In this paper, we do a process of payment logic replication, because the website can only modify the quantity but not the amount. In this case, we use another method to reduce the amount test
0x01 open the website and find a watch that is more expensive in the website. The value is 5800 yuan. The website seems to be OK. The website is also very normal
I tested to grab the package when I bought it immediately. I found that the quantity can be modified but the amount cannot be modified. I tested to change the quantity to a negative number
Go to the next step, and when the payment confirmation page is reached, RMB 0.00 will be displayed successfully
I released the data package and wanted to start paying for this order, but when my payment was confirmed to the last step, the payment interface connected to the website could not pay for this order, indicating that the wechat link was abnormal, please contact customer service, which may be that the negative amount could not be paid in the payment.

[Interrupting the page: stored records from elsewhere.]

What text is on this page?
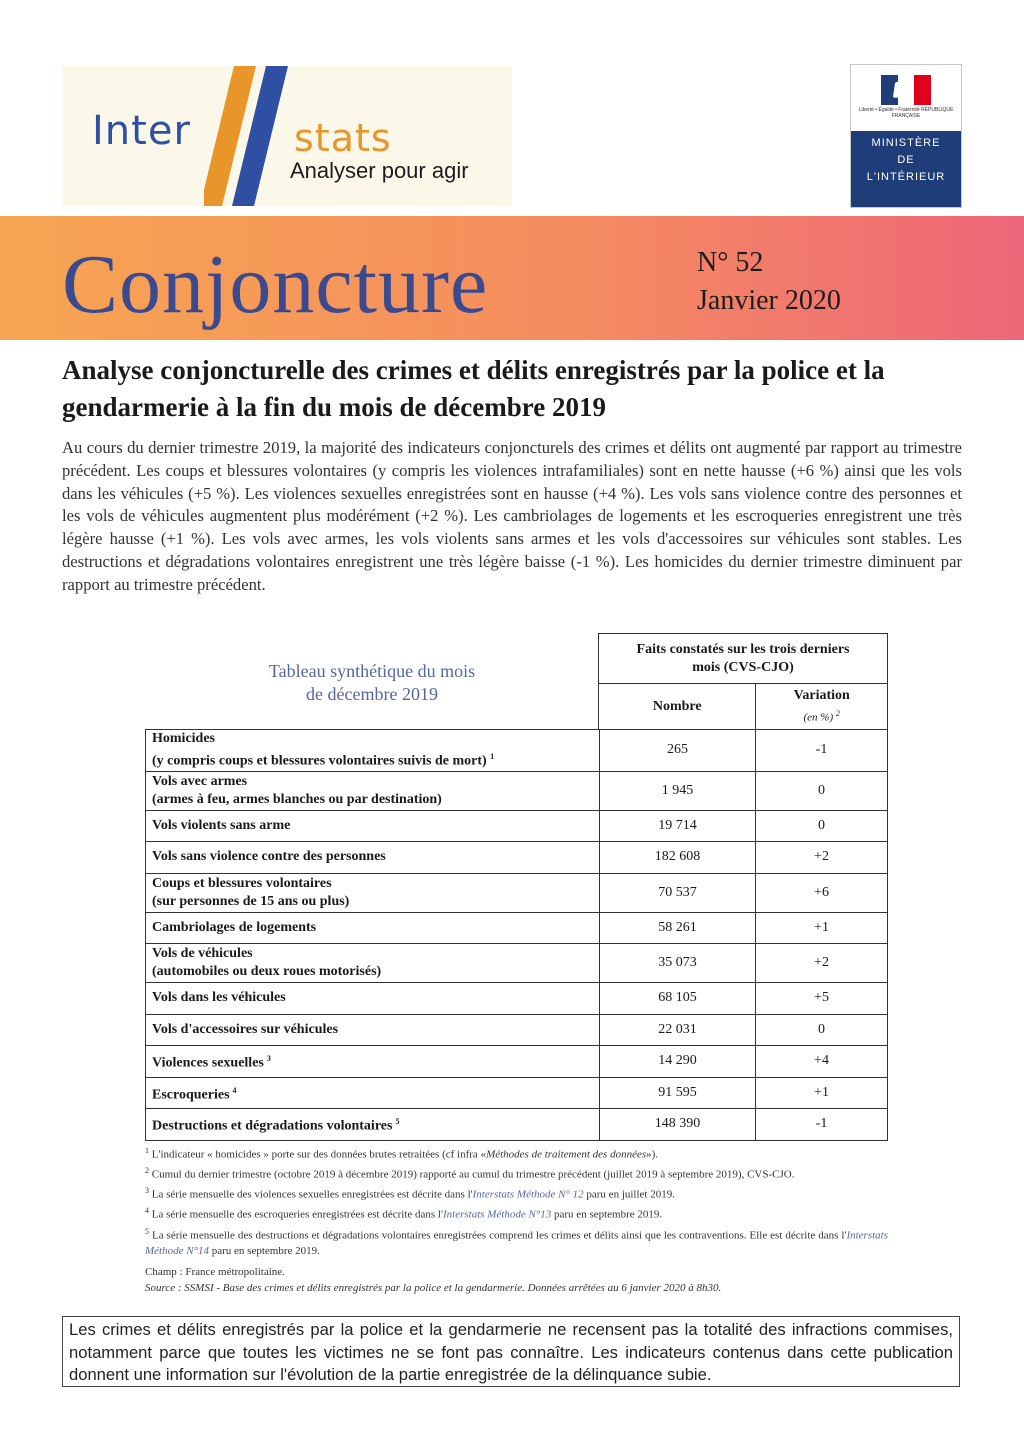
Inter	stats
Analyser pour agir
Liberté • Égalité • Fraternité RÉPUBLIQUE FRANÇAISE
MINISTÈRE
DE
L'INTÉRIEUR
Conjoncture	N° 52
Janvier 2020
Analyse conjoncturelle des crimes et délits enregistrés par la police et la gendarmerie à la fin du mois de décembre 2019
Au cours du dernier trimestre 2019, la majorité des indicateurs conjoncturels des crimes et délits ont augmenté par rapport au trimestre précédent. Les coups et blessures volontaires (y compris les violences intrafamiliales) sont en nette hausse (+6 %) ainsi que les vols dans les véhicules (+5 %). Les violences sexuelles enregistrées sont en hausse (+4 %). Les vols sans violence contre des personnes et les vols de véhicules augmentent plus modérément (+2 %). Les cambriolages de logements et les escroqueries enregistrent une très légère hausse (+1 %). Les vols avec armes, les vols violents sans armes et les vols d'accessoires sur véhicules sont stables. Les destructions et dégradations volontaires enregistrent une très légère baisse (-1 %). Les homicides du dernier trimestre diminuent par rapport au trimestre précédent.
Tableau synthétique du mois
de décembre 2019
Faits constatés sur les trois derniers mois (CVS-CJO)

Nombre	
Variation
(en %) $^2$
Homicides
(y compris coups et blessures volontaires suivis de mort) $^1$	265	-1

Vols avec armes
(armes à feu, armes blanches ou par destination)	1 945	0

Vols violents sans arme	19 714	0

Vols sans violence contre des personnes	182 608	+2

Coups et blessures volontaires
(sur personnes de 15 ans ou plus)	70 537	+6

Cambriolages de logements	58 261	+1

Vols de véhicules
(automobiles ou deux roues motorisés)	35 073	+2

Vols dans les véhicules	68 105	+5

Vols d'accessoires sur véhicules	22 031	0
Violences sexuelles $^3$	14 290	+4
Escroqueries $^4$	91 595	+1
Destructions et dégradations volontaires $^5$	148 390	-1
$^1$ L'indicateur « homicides » porte sur des données brutes retraitées (cf infra «Méthodes de traitement des données»).
$^2$ Cumul du dernier trimestre (octobre 2019 à décembre 2019) rapporté au cumul du trimestre précédent (juillet 2019 à septembre 2019), CVS-CJO.
$^3$ La série mensuelle des violences sexuelles enregistrées est décrite dans l'Interstats Méthode N° 12 paru en juillet 2019.
$^4$ La série mensuelle des escroqueries enregistrées est décrite dans l'Interstats Méthode N°13 paru en septembre 2019.
$^5$ La série mensuelle des destructions et dégradations volontaires enregistrées comprend les crimes et délits ainsi que les contraventions. Elle est décrite dans l'Interstats Méthode N°14 paru en septembre 2019.
Champ : France métropolitaine.
Source : SSMSI - Base des crimes et délits enregistrés par la police et la gendarmerie. Données arrêtées au 6 janvier 2020 à 8h30.
Les crimes et délits enregistrés par la police et la gendarmerie ne recensent pas la totalité des infractions commises, notamment parce que toutes les victimes ne se font pas connaître. Les indicateurs contenus dans cette publication donnent une information sur l'évolution de la partie enregistrée de la délinquance subie.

0x02 because the amount cannot be modified in the test, it is useless to modify it. Only the quantity can be modified. So I tested this way. I found two items with the same price on the website, and then I used the more expensive items to modify them into a negative number. I used the slightly cheaper items as a positive number. Then I tried to see if this method was useful
I wanted to buy a 48 yuan strawberry jerky, so I found several items that were 0.1 yuan less than the 48 yuan price and added them to the shopping cart for modification
My dried strawberries are 48 yuan. The four items I found are 47.9 yuan. Just like dried strawberries are a dime cheaper, an order will generate a positive payment amount
A 0.1 amount has been generated, but the process of clicking to close the account does not support the closing of negative items. Here, I choose to grab the package and modify it once, although it will be troublesome again
If you can't pay for a negative item, you can season it with a positive number and pay it together in the bag grabbing payment. If you change it to a negative number, you can still go on. If you pay 6 yuan more, you can't calculate the freight. Regardless of it, you want to test whether you can receive the payment interface.
Successfully become 6.1 million
Then I tested whether I could modify the amount free of freight. I found that there was something wrong with the modification. After the modification, the price was the same. After calculation, it was 6 yuan!